In fact, she’d tried the more traditional preparation of balut several days earlier when she was experimenting with the ingredient, and didn’t think it was that bad. Frying the egg seemed to intensify the flavor somehow, she said. “It’s really never prepared any other way but steamed or boiled and served with salt and vinegar.” And, it turns out, there may be a reason for that.
Video by Michael Gebert/Sky Full of Bacon
Ariel Bagadiong of Aja, working with haggis, a traditional Scottish sausage made from sheep’s liver, heart, and lungs. “I’ve had it one time, and it’s an acquired taste,” said Subido. “I’m used to eating innards and stuff like that, but with rice, not so much with oats.”
Recipe: Breaded and fried balut with pippara pepper aioli and grape salad
Serves 4 daring people
5 duck balut
2 cups of panko bread crumbs
2 oz chopped parsley
2 eggs (chicken)
2 cups of flour
Salt and pepper to taste
Oil for frying
Pot of water for boiling the balut
Place the balut in a pot of boiling water and boil for 20 minutes. Remove from the water and cool. Crack the shell of each and carefully peel the balut, one at a time. You will find a weird surprise inside.

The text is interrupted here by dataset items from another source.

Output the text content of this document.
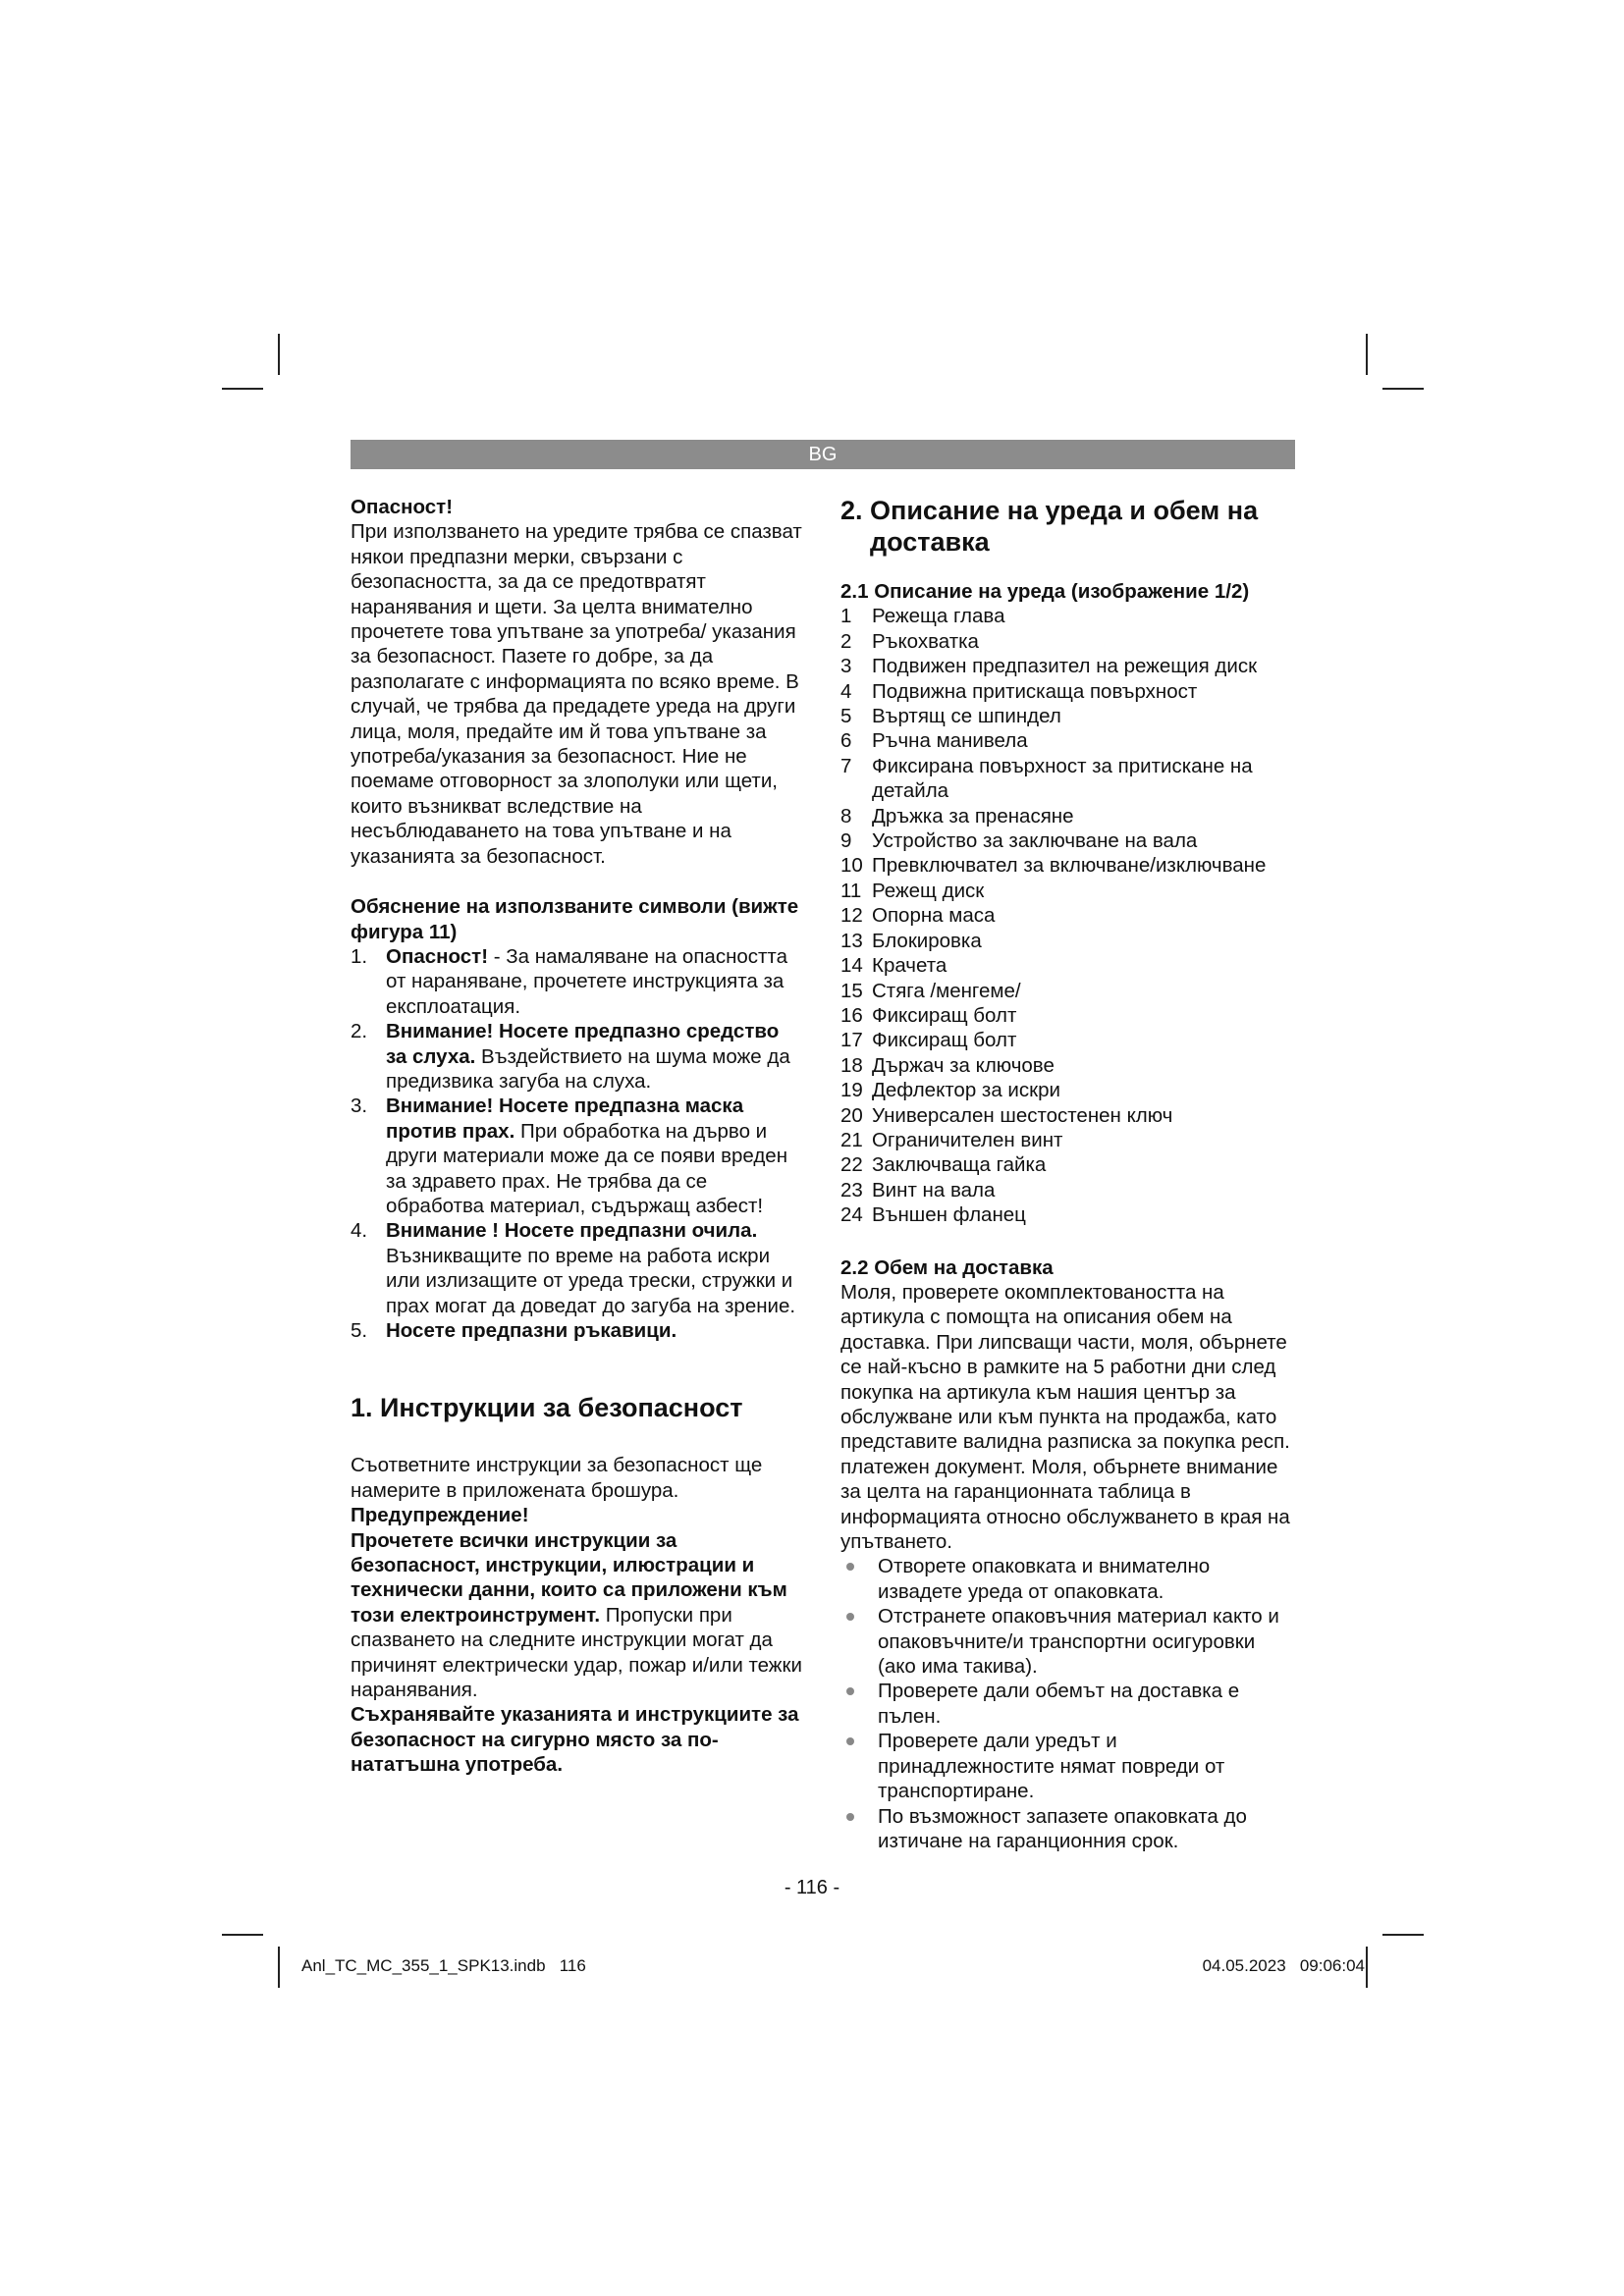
BG

Опасност!

При използването на уредите трябва се спазват някои предпазни мерки, свързани с безопасността, за да се предотвратят наранявания и щети. За целта внимателно прочетете това упътване за употреба/ указания за безопасност. Пазете го добре, за да разполагате с информацията по всяко време. В случай, че трябва да предадете уреда на други лица, моля, предайте им й това упътване за употреба/указания за безопасност. Ние не поемаме отговорност за злополуки или щети, които възникват вследствие на несъблюдаването на това упътване и на указанията за безопасност.

Обяснение на използваните символи (вижте фигура 11)

1. Опасност! - За намаляване на опасността от нараняване, прочетете инструкцията за експлоатация.
2. Внимание! Носете предпазно средство за слуха. Въздействието на шума може да предизвика загуба на слуха.
3. Внимание! Носете предпазна маска против прах. При обработка на дърво и други материали може да се появи вреден за здравето прах. Не трябва да се обработва материал, съдържащ азбест!
4. Внимание ! Носете предпазни очила. Възникващите по време на работа искри или излизащите от уреда трески, стружки и прах могат да доведат до загуба на зрение.
5. Носете предпазни ръкавици.

1. Инструкции за безопасност

Съответните инструкции за безопасност ще намерите в приложената брошура.

Предупреждение!

Прочетете всички инструкции за безопасност, инструкции, илюстрации и технически данни, които са приложени към този електроинструмент. Пропуски при спазването на следните инструкции могат да причинят електрически удар, пожар и/или тежки наранявания.

Съхранявайте указанията и инструкциите за безопасност на сигурно място за по-нататъшна употреба.

2. Описание на уреда и обем на

доставка

2.1 Описание на уреда (изображение 1/2)

1 Режеща глава
2 Ръкохватка
3 Подвижен предпазител на режещия диск
4 Подвижна притискаща повърхност
5 Въртящ се шпиндел
6 Ръчна манивела
7 Фиксирана повърхност за притискане на детайла
8 Дръжка за пренасяне
9 Устройство за заключване на вала
10 Превключвател за включване/изключване
11 Режещ диск
12 Опорна маса
13 Блокировка
14 Крачета
15 Стяга /менгеме/
16 Фиксиращ болт
17 Фиксиращ болт
18 Държач за ключове
19 Дефлектор за искри
20 Универсален шестостенен ключ
21 Ограничителен винт
22 Заключваща гайка
23 Винт на вала
24 Външен фланец

2.2 Обем на доставка

Моля, проверете окомплектоваността на артикула с помощта на описания обем на доставка. При липсващи части, моля, обърнете се най-късно в рамките на 5 работни дни след покупка на артикула към нашия център за обслужване или към пункта на продажба, като представите валидна разписка за покупка респ. платежен документ. Моля, обърнете внимание за целта на гаранционната таблица в информацията относно обслужването в края на упътването.

Отворете опаковката и внимателно извадете уреда от опаковката.
Отстранете опаковъчния материал както и опаковъчните/и транспортни осигуровки (ако има такива).
Проверете дали обемът на доставка е пълен.
Проверете дали уредът и принадлежностите нямат повреди от транспортиране.
По възможност запазете опаковката до изтичане на гаранционния срок.
- 116 -
Anl_TC_MC_355_1_SPK13.indb   116	04.05.2023   09:06:04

Assemble your breading station: one bowl of seasoned flour, one bowl with two eggs beaten with a quarter cup of water, and one with the panko bread crumbs mixed with finely chopped parsley. Gently drop the balut in the flour, then place in the egg wash, back in the flour, back in the egg wash, then in the bread crumbs. Repeat the process until every balut is breaded.
Heat oil in a saucepan over medium high heat. Carefully place the balut in the oil and fry until golden brown. Drain excess oil on paper towels and season with salt and pepper.
Pippara pepper aioli
8 egg yolks
4 oz of pippara peppers or pickled pepperoncini if you cannot find pippara
2 oz baby spinach
4.5 cups canola oil
1 T lemon juice
3 T kosher salt
6 oz of pickled pepper liquid
Combine egg yolks, spinach, lemon juice, and pippara peppers in a blender or food processor. With the blender running, slowly stream half the oil into the mix. When the sauce starts to get thick, add half of the pippara liquid. Slowly pour in the rest of the oil and the pippara liquid and season to taste. Your final product should have the consistency of loose mayonnaise. Note: you can prepare the sauce in advance and set it aside until the balut is ready.
6 oz seedless green or red grapes, sliced into thin coins
2 oz picked cilantro leaves
Juice of half a lemon
1 T olive oil
Salt and pepper to taste
Mix all ingredients in a small bowl and season to taste
Spoon a generous amount of pippara aioli on a plate. Nestle the balut on the sauce and top with the grape salad. Serve immediately.